Let \(T^{(a)}\) denote the potential event time under treatment \(a\in\{0,1\}\). The (cause-specific) hazard under \(a\) is \[
\lambda_a(t)
= \lim_{\Delta t \downarrow 0}
\frac{\Pr\{t \le T^{(a)} < t+\Delta t \mid T^{(a)} \ge t\}}{\Delta t},
\] and the (time-specific) hazard ratio is \[
\mathrm{HR}(t) \;=\; \frac{\lambda_1(t)}{\lambda_0(t)}.
\]
Two issues make \(\mathrm{HR}(t)\) non-causal:
Conditioning on a post-treatment variable. The risk set at time \(t\) is those with \(T^{(a)}\!\ge t\). If treatment affects early survival, then \[
\{T^{(1)} \ge t\} \;\text{and}\; \{T^{(0)} \ge t\}
\] include different compositions of individuals because of treatment itself. Thus, even if \((T^{(0)},T^{(1)}) \perp A \mid L\) (no unmeasured confounding given \(L\)), the event \(\{T^{(a)}\ge t\}\) is not independent of \(A\). Comparing \(\lambda_1(t)\) vs \(\lambda_0(t)\) is therefore a comparison of selected subpopulations at time \(t\), not a clean “effect of treatment on outcome.”
Non-collapsibility. Even without confounding, marginal and conditional hazard ratios differ: \[
\frac{\lambda_1(t)}{\lambda_0(t)}
\;\neq\;
\sum_{\ell} w_\ell \,\frac{\lambda_1(t\mid L=\ell)}{\lambda_0(t\mid L=\ell)} ,
\] so the hazard ratio does not aggregate to a population-average causal contrast. One can observe \(\mathrm{HR}(t)\!\approx\!1\) while survival probabilities differ meaningfully across arms.

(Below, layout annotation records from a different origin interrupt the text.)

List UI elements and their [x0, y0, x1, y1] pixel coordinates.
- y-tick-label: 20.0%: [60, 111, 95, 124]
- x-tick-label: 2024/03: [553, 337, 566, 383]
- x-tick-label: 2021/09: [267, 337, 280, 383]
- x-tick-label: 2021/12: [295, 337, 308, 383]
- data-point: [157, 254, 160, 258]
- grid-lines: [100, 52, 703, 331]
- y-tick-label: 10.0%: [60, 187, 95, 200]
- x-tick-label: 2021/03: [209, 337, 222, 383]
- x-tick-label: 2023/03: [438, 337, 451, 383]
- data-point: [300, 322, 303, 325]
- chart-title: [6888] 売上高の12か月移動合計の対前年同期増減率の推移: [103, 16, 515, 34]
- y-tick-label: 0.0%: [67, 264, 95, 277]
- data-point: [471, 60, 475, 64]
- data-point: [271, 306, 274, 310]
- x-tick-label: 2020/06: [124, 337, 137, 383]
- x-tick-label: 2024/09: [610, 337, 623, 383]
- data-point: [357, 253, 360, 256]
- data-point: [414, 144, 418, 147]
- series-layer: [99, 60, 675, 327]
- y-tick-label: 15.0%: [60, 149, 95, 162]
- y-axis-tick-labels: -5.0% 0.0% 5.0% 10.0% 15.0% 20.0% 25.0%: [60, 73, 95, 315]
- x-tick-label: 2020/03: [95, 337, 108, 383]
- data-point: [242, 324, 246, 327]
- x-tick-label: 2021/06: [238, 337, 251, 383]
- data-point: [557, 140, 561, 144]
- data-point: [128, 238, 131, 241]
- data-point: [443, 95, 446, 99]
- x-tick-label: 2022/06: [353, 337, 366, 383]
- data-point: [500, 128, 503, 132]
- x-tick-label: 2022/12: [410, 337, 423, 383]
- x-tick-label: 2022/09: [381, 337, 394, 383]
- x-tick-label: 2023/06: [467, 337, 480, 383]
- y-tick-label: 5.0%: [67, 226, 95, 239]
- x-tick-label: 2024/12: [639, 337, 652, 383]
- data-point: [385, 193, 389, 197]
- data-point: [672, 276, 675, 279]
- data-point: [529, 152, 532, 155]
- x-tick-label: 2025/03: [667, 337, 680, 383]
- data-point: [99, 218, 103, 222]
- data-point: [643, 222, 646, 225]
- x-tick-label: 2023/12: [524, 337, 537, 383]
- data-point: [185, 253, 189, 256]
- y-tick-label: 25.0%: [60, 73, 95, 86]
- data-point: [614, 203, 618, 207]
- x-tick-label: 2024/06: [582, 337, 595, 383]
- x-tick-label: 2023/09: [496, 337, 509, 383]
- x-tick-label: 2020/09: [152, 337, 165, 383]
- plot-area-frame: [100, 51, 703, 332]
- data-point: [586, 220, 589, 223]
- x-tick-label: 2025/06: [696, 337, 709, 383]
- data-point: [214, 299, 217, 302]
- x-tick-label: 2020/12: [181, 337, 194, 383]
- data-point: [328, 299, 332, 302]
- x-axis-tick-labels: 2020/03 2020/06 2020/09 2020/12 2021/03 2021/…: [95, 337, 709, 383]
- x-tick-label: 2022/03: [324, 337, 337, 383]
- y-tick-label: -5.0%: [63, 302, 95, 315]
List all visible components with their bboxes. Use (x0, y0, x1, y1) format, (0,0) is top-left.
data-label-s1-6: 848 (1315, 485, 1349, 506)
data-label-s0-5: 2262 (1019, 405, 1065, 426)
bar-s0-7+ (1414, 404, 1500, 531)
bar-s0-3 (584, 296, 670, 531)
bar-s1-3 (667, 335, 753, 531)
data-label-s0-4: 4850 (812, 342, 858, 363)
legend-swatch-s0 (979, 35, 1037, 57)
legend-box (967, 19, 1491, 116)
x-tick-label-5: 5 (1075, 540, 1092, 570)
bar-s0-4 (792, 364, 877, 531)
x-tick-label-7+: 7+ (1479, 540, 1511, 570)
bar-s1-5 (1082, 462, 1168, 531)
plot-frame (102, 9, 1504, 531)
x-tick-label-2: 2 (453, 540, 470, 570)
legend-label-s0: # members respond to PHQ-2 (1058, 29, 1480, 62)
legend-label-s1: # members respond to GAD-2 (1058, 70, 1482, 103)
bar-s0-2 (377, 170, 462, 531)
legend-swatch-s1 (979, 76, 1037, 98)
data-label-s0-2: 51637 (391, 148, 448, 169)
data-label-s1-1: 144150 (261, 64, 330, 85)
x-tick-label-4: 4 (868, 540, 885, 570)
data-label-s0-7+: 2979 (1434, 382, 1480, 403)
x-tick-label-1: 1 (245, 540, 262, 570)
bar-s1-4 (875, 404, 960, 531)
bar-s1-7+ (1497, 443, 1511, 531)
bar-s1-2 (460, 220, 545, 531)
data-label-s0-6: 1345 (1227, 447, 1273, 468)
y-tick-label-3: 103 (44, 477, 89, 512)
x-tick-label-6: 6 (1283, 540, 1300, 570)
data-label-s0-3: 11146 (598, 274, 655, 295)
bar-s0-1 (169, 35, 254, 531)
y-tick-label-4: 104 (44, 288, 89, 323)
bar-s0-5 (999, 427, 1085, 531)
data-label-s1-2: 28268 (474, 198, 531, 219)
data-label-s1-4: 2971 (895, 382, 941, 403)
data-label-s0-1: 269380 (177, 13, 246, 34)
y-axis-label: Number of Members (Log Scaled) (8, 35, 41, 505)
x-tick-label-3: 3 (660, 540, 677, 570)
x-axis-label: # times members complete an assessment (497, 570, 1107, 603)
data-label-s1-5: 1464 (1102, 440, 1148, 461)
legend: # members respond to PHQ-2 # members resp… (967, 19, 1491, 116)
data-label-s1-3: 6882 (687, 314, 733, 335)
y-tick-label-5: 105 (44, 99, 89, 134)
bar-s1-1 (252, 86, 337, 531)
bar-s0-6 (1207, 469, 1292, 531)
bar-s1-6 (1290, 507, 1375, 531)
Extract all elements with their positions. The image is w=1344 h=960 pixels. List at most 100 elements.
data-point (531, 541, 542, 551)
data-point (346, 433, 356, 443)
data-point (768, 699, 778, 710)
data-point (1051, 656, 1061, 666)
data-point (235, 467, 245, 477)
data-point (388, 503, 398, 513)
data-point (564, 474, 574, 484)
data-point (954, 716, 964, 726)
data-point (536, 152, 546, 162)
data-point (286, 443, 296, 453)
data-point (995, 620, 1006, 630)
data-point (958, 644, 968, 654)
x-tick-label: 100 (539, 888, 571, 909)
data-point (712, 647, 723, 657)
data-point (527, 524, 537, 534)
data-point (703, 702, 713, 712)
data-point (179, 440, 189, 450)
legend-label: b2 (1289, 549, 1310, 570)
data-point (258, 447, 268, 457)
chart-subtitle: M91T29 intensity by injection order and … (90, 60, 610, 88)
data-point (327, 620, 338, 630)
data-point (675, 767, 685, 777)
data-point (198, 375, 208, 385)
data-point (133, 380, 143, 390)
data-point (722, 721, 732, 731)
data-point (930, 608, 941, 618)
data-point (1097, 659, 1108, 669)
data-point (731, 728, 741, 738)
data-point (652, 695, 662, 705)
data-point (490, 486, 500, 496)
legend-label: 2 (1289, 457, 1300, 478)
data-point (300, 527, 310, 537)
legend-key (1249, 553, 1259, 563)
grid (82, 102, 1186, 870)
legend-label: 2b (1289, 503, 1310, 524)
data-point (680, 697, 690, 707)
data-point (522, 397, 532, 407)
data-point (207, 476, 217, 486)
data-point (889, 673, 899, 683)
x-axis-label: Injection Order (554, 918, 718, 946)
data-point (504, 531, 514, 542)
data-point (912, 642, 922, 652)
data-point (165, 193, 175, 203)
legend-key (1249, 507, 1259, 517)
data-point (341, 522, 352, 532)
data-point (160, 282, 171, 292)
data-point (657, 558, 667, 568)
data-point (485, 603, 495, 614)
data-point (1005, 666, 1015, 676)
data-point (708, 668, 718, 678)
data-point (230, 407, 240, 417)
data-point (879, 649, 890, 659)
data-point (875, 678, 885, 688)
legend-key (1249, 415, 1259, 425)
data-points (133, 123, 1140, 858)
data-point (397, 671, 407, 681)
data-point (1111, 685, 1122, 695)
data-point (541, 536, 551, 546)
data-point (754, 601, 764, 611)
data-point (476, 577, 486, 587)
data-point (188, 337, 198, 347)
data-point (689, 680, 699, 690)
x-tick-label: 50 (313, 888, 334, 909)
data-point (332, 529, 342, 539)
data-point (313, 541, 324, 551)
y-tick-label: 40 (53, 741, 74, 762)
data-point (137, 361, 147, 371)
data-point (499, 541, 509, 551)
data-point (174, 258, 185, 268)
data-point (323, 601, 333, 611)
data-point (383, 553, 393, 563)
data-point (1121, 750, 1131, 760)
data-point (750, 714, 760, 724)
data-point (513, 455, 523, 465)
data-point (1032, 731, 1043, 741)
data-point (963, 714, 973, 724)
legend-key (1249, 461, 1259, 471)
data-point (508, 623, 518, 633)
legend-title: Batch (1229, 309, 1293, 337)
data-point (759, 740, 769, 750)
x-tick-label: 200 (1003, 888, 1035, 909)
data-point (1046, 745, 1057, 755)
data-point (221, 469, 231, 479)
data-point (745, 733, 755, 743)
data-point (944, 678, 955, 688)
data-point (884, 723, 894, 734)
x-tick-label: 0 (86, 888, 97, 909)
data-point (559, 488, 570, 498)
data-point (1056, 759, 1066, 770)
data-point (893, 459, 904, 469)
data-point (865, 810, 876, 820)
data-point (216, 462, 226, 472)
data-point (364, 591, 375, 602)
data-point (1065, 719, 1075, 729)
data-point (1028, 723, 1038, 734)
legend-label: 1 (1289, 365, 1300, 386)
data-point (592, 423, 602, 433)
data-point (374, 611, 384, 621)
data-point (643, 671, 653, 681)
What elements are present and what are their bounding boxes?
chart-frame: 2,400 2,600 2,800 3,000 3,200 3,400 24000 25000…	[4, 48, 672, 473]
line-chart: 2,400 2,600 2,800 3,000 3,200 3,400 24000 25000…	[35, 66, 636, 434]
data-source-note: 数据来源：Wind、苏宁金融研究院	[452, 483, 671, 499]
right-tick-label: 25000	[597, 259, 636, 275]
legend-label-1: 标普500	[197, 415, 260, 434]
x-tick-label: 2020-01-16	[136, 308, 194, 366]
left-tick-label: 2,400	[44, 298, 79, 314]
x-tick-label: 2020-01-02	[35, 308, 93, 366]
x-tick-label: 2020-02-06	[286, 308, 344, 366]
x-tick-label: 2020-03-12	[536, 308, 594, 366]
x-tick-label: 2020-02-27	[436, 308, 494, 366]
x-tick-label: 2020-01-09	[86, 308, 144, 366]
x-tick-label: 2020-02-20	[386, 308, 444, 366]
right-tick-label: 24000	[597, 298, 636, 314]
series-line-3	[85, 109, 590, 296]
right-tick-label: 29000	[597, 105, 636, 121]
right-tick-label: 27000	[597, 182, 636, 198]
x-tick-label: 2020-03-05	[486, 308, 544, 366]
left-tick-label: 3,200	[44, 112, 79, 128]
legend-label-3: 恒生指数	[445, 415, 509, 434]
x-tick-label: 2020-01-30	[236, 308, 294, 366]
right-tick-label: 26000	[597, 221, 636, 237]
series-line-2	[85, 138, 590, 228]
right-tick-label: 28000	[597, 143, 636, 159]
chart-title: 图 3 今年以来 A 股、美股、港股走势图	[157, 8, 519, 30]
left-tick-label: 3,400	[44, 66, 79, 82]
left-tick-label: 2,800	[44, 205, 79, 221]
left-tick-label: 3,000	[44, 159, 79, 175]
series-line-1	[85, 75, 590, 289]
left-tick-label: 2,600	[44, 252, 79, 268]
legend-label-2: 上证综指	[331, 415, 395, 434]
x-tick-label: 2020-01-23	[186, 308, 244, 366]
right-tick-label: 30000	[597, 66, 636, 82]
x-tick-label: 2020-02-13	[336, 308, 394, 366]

Survival Probability Causal Effect
A more transparent target is the survival probability causal effect (often called SPCE): \[
\Delta_S(t) \;=\; S_1(t) - S_0(t),
\qquad
S_a(t) \;=\; \Pr\{T^{(a)} > t\}.
\]
\(\Delta_S(t)\) is a collapsible - the difference in the probability of being event-free at time \(t\) if everyone were treated vs if everyone were untreated. - We can compute \(\Delta_S(t)\) using propensity score weighted Kaplan–Meier estimation. - Extensions is possible to incorporate informative censoring and competing risks.
1. Hands on tutorial 1 on fitting PS-weighted marginal Cox and PS-weighted KM.
Mathematically, we will aim at estimating SPCE. - the survival probability causal effect (SPCE) at a chosen time \(t\), i.e. \[
\Delta_S(t) \equiv S_1(t) - S_0(t)
\] where \(S_a(t)=Pr\{T^{(a)}>t\}\) is the counterfactual survival probability under treatment \(a, a\in \{0,1\}\).
Causal assumptions:
Stable unit treatmnet assumption (no multiple versions of treatment and no interference)
Consistency (i.e., observed outcome is consistent with their potential outcome under the treatment they actually received),
Positivity (i.e., non-zero probability of receiving any of the treatment levels),
Conditional exchangeability (also known as no unmeasured confounding).